Applicants for Social Security disability (or SSI disability) are very unlikely to find an attorney to represent them for free, even at legal aid offices. This is because attorneys who help disability claimants work on a contingency basis, meaning that they only get paid for their work if they win your case. In addition, fees paid to disability lawyers are approved by Social Security and are limited to certain amounts.
Disability attorneys do not require their fees to be paid up front. Instead, they collect a maximum of 25% of your retroactive benefits (backpay) or $6,000, whichever is less. Social Security pays your attorney directly out of your backpay award. In the unlikely event that your disability application is approved with no backpay award, your lawyer would not be entitled to collect a fee unless he or she submitted a special fee petition to Social Security and it was approved.
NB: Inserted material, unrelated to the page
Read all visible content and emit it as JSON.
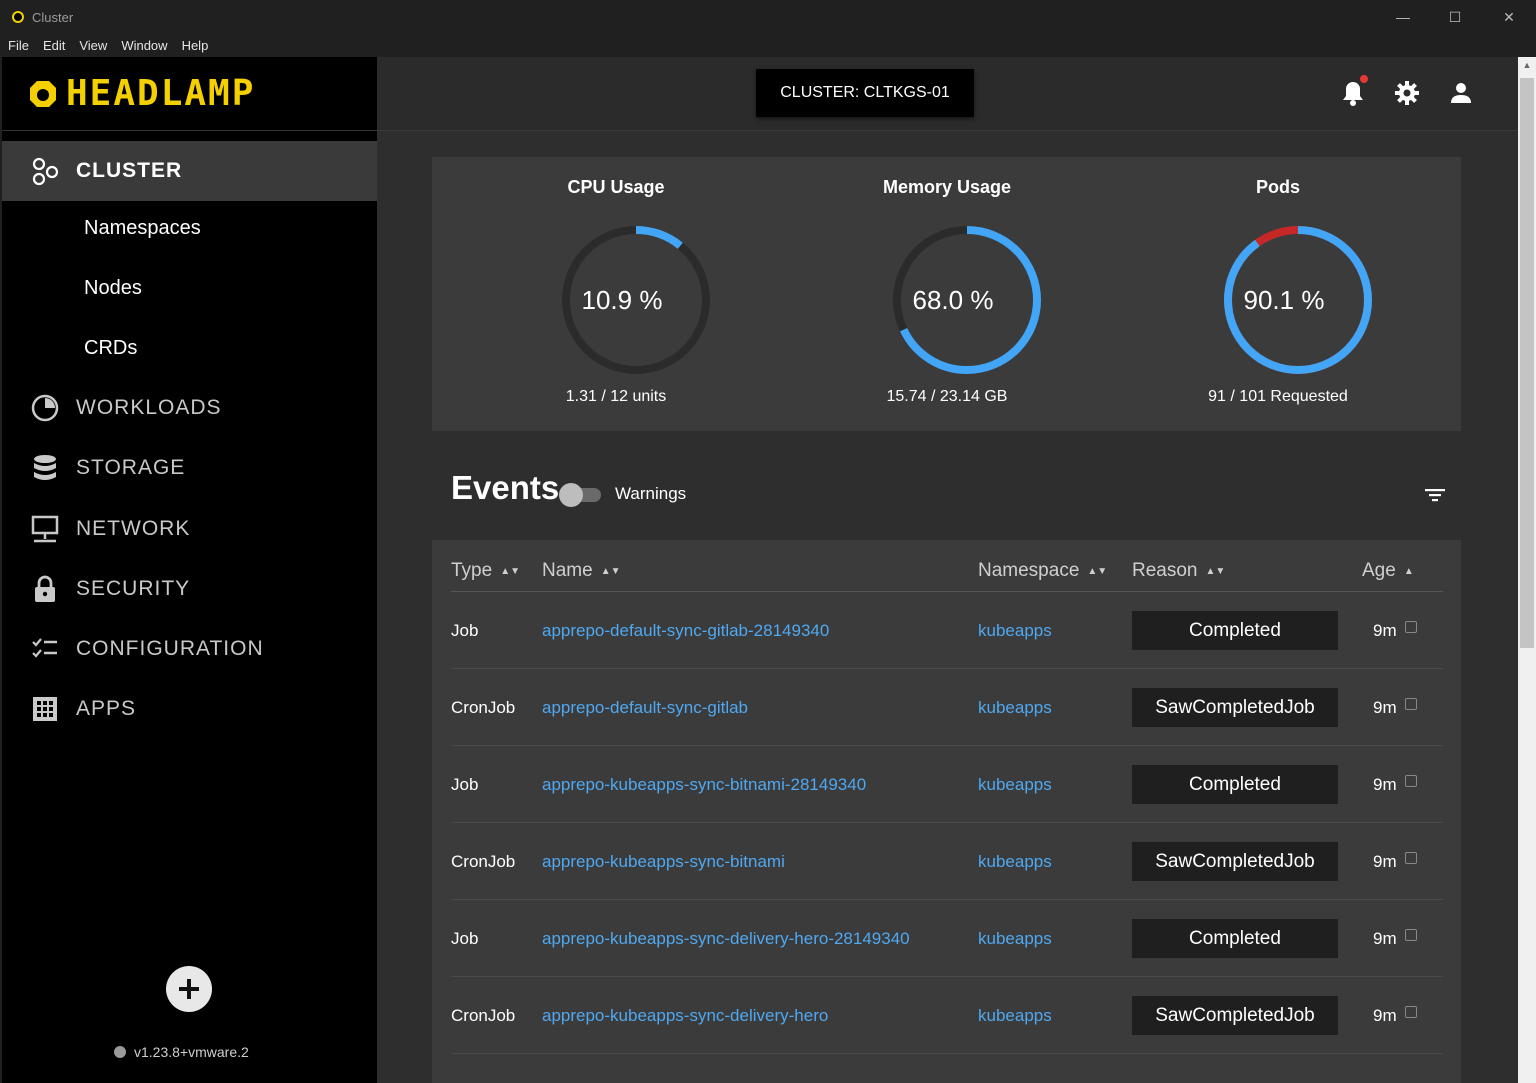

But since applications take at least a month and usually much longer to process, there are always back payments owed to disability applicants.
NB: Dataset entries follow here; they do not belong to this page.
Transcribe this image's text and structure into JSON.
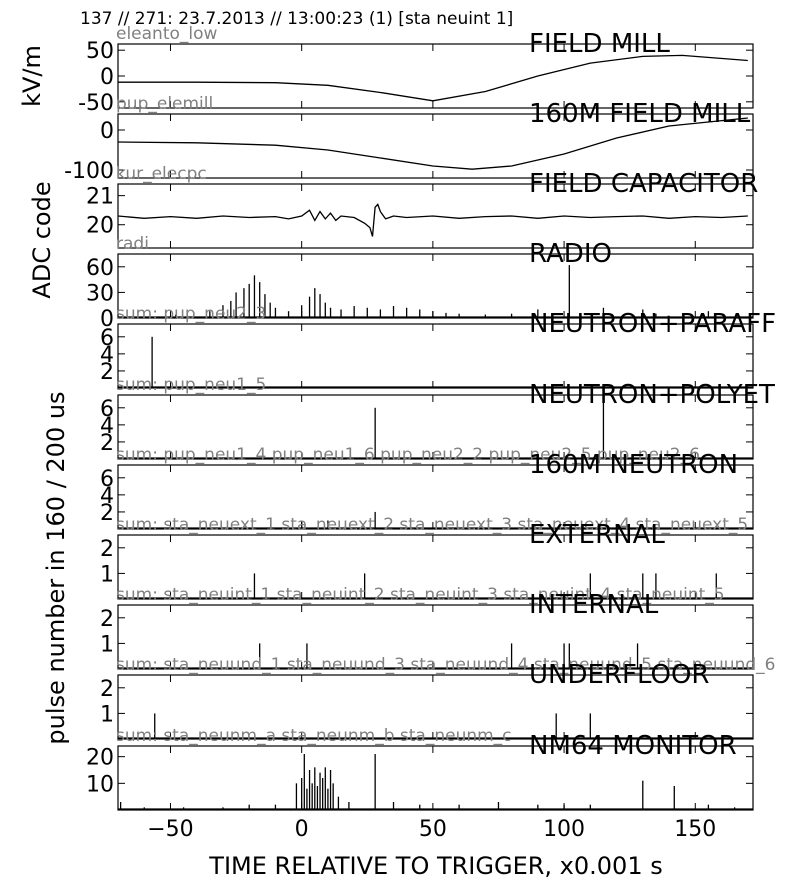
{
  "header": {
    "text": "137 // 271:   23.7.2013 // 13:00:23 (1)  [sta neuint 1]"
  },
  "x_axis_label": "TIME RELATIVE TO TRIGGER,   x0.001 s",
  "y_labels": [
    "kV/m",
    "ADC code",
    "pulse number in 160 / 200 us"
  ],
  "chart_data": {
    "type": "line",
    "x_range": [
      -70,
      172
    ],
    "x_ticks": [
      "−50",
      "0",
      "50",
      "100",
      "150"
    ],
    "x_tick_values": [
      -50,
      0,
      50,
      100,
      150
    ],
    "panels": [
      {
        "title": "FIELD MILL",
        "sensor": "eleanto_low",
        "kind": "line",
        "ylim": [
          -62,
          62
        ],
        "yticks": [
          {
            "v": 50,
            "l": "50"
          },
          {
            "v": 0,
            "l": "0"
          },
          {
            "v": -50,
            "l": "-50"
          }
        ],
        "x": [
          -70,
          -40,
          -10,
          10,
          30,
          50,
          70,
          90,
          110,
          130,
          145,
          170
        ],
        "y": [
          -12,
          -12,
          -13,
          -18,
          -32,
          -48,
          -30,
          0,
          25,
          38,
          40,
          30
        ]
      },
      {
        "title": "160M FIELD MILL",
        "sensor": "pup_elemill",
        "kind": "line",
        "ylim": [
          -120,
          40
        ],
        "yticks": [
          {
            "v": 0,
            "l": "0"
          },
          {
            "v": -100,
            "l": "-100"
          }
        ],
        "x": [
          -70,
          -40,
          -10,
          10,
          30,
          50,
          65,
          80,
          100,
          120,
          140,
          170
        ],
        "y": [
          -30,
          -32,
          -38,
          -50,
          -70,
          -90,
          -98,
          -90,
          -60,
          -20,
          10,
          30
        ]
      },
      {
        "title": "FIELD CAPACITOR",
        "sensor": "kur_elecpc",
        "kind": "line",
        "ylim": [
          19.2,
          21.4
        ],
        "yticks": [
          {
            "v": 21,
            "l": "21"
          },
          {
            "v": 20,
            "l": "20"
          }
        ],
        "x": [
          -70,
          -60,
          -50,
          -40,
          -30,
          -20,
          -10,
          -5,
          0,
          3,
          5,
          7,
          9,
          11,
          13,
          15,
          20,
          24,
          26,
          27,
          28,
          29,
          30,
          32,
          35,
          40,
          50,
          60,
          70,
          80,
          90,
          100,
          110,
          120,
          130,
          140,
          150,
          160,
          170
        ],
        "y": [
          20.3,
          20.22,
          20.28,
          20.22,
          20.3,
          20.25,
          20.28,
          20.2,
          20.3,
          20.5,
          20.15,
          20.45,
          20.2,
          20.4,
          20.15,
          20.3,
          20.25,
          20.05,
          19.9,
          19.6,
          20.6,
          20.7,
          20.45,
          20.2,
          20.3,
          20.25,
          20.3,
          20.22,
          20.28,
          20.3,
          20.22,
          20.3,
          20.25,
          20.28,
          20.3,
          20.22,
          20.28,
          20.25,
          20.3
        ]
      },
      {
        "title": "RADIO",
        "sensor": "radi",
        "kind": "bars",
        "ylim": [
          0,
          75
        ],
        "yticks": [
          {
            "v": 60,
            "l": "60"
          },
          {
            "v": 30,
            "l": "30"
          },
          {
            "v": 0,
            "l": "0"
          }
        ],
        "x": [
          -48,
          -35,
          -30,
          -27,
          -25,
          -22,
          -20,
          -18,
          -16,
          -14,
          -12,
          -10,
          -5,
          0,
          3,
          5,
          7,
          9,
          11,
          15,
          20,
          25,
          30,
          35,
          40,
          45,
          50,
          55,
          60,
          70,
          80,
          90,
          102,
          115,
          130,
          135,
          155
        ],
        "y": [
          4,
          8,
          15,
          20,
          30,
          35,
          40,
          50,
          42,
          28,
          18,
          12,
          8,
          15,
          25,
          35,
          28,
          18,
          12,
          10,
          14,
          12,
          10,
          14,
          12,
          10,
          8,
          6,
          5,
          4,
          5,
          10,
          62,
          12,
          10,
          5,
          8
        ]
      },
      {
        "title": "NEUTRON+PARAFF",
        "sensor": "sum: pup_neu2_3",
        "kind": "bars",
        "ylim": [
          0,
          7.5
        ],
        "yticks": [
          {
            "v": 6,
            "l": "6"
          },
          {
            "v": 4,
            "l": "4"
          },
          {
            "v": 2,
            "l": "2"
          }
        ],
        "x": [
          -57
        ],
        "y": [
          6
        ]
      },
      {
        "title": "NEUTRON+POLYET",
        "sensor": "sum: pup_neu1_5",
        "kind": "bars",
        "ylim": [
          0,
          7.5
        ],
        "yticks": [
          {
            "v": 6,
            "l": "6"
          },
          {
            "v": 4,
            "l": "4"
          },
          {
            "v": 2,
            "l": "2"
          }
        ],
        "x": [
          28,
          115
        ],
        "y": [
          6,
          7
        ]
      },
      {
        "title": "160M NEUTRON",
        "sensor": "sum: pup_neu1_4 pup_neu1_6 pup_neu2_2 pup_neu2_5 pup_neu2_6",
        "kind": "bars",
        "ylim": [
          0,
          7.5
        ],
        "yticks": [
          {
            "v": 6,
            "l": "6"
          },
          {
            "v": 4,
            "l": "4"
          },
          {
            "v": 2,
            "l": "2"
          }
        ],
        "x": [
          0,
          10,
          28
        ],
        "y": [
          1,
          1,
          2
        ]
      },
      {
        "title": "EXTERNAL",
        "sensor": "sum: sta_neuext_1 sta_neuext_2 sta_neuext_3 sta_neuext_4 sta_neuext_5",
        "kind": "bars",
        "ylim": [
          0,
          2.5
        ],
        "yticks": [
          {
            "v": 2,
            "l": "2"
          },
          {
            "v": 1,
            "l": "1"
          }
        ],
        "x": [
          -18,
          24,
          110,
          130,
          135,
          158
        ],
        "y": [
          1,
          1,
          1,
          1,
          1,
          1
        ]
      },
      {
        "title": "INTERNAL",
        "sensor": "sum: sta_neuint_1 sta_neuint_2 sta_neuint_3 sta_neuint_4 sta_neuint_5",
        "kind": "bars",
        "ylim": [
          0,
          2.5
        ],
        "yticks": [
          {
            "v": 2,
            "l": "2"
          },
          {
            "v": 1,
            "l": "1"
          }
        ],
        "x": [
          -16,
          2,
          80,
          100,
          102,
          128
        ],
        "y": [
          1,
          1,
          1,
          1,
          1,
          1
        ]
      },
      {
        "title": "UNDERFLOOR",
        "sensor": "sum: sta_neuund_1 sta_neuund_3 sta_neuund_4 sta_neuund_5 sta_neuund_6",
        "kind": "bars",
        "ylim": [
          0,
          2.5
        ],
        "yticks": [
          {
            "v": 2,
            "l": "2"
          },
          {
            "v": 1,
            "l": "1"
          }
        ],
        "x": [
          -56,
          97,
          110
        ],
        "y": [
          1,
          1,
          1
        ]
      },
      {
        "title": "NM64 MONITOR",
        "sensor": "sum: sta_neunm_a sta_neunm_b sta_neunm_c",
        "kind": "bars",
        "ylim": [
          0,
          24
        ],
        "yticks": [
          {
            "v": 20,
            "l": "20"
          },
          {
            "v": 10,
            "l": "10"
          }
        ],
        "x": [
          -69,
          -60,
          -45,
          -30,
          -20,
          -10,
          -2,
          0,
          1,
          2,
          3,
          4,
          5,
          6,
          7,
          8,
          9,
          10,
          11,
          12,
          14,
          18,
          28,
          35,
          45,
          60,
          75,
          90,
          100,
          110,
          130,
          142,
          155,
          165
        ],
        "y": [
          3,
          1,
          1,
          1,
          2,
          2,
          10,
          12,
          21,
          8,
          15,
          10,
          16,
          9,
          14,
          12,
          16,
          8,
          15,
          10,
          5,
          3,
          21,
          3,
          2,
          2,
          3,
          2,
          2,
          2,
          11,
          9,
          2,
          1
        ]
      }
    ]
  }
}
We recently surveyed readers about how much Social Security paid their lawyers after they were approved for benefits. For many, the fee was between $3,000 and $4,000 of the backpay owed by Social Security. For details, see our survey statistics with the average fees paid to Social Security disability lawyers.
Attorneys will spend money to win your case, usually on things like copying and postage for gathering all of your medical records and submitting them to Social Security. Many attorneys will require you to pay these costs to them directly as the case goes forward. Social Security allows attorneys to charge claimants for reasonable costs before winning the case, but not for attorneys' fees.
Before you hire an attorney or representative for your case, make sure you understand how much you will be paying for their service and sign a written agreement that discusses reasonable costs.
There are non-profit law firms and legal aid organizations that help claimants with Social Security disability cases. However, even legal aid attorneys and nonattorney advocates who are registered with Social Security are permitted to collect fees from disability backpay to compensate them for the time they spend working on your case. And legal aid organizations often use the fees they earn from winning disability claims to fund other services they provide.
Many legal aid offices stopped providing representation for Social Security disability claims after a rule change in 2005 that required the Social Security Administration to pay lawyer fees in SSI cases directly to the attorney. This meant that SSI claimants would have an easier time finding lawyers to take their case. Today, many legal aid offices will represent clients only in Social Security overpayment situations, since it can be difficult to find a lawyer for help in these cases. (For more information, read our article about finding a lawyer for an overpayment problem.)
You may want to contact your local legal aid organization to see if they accept disability cases and what their fee policy is. You can find your local legal aid office in this directory from Legal Services Corporation. If you live near law schools, you can call them to see if they have a disability "clinic" where law students represent disability claimants, although you won't get the benefit of an experienced disability lawyer.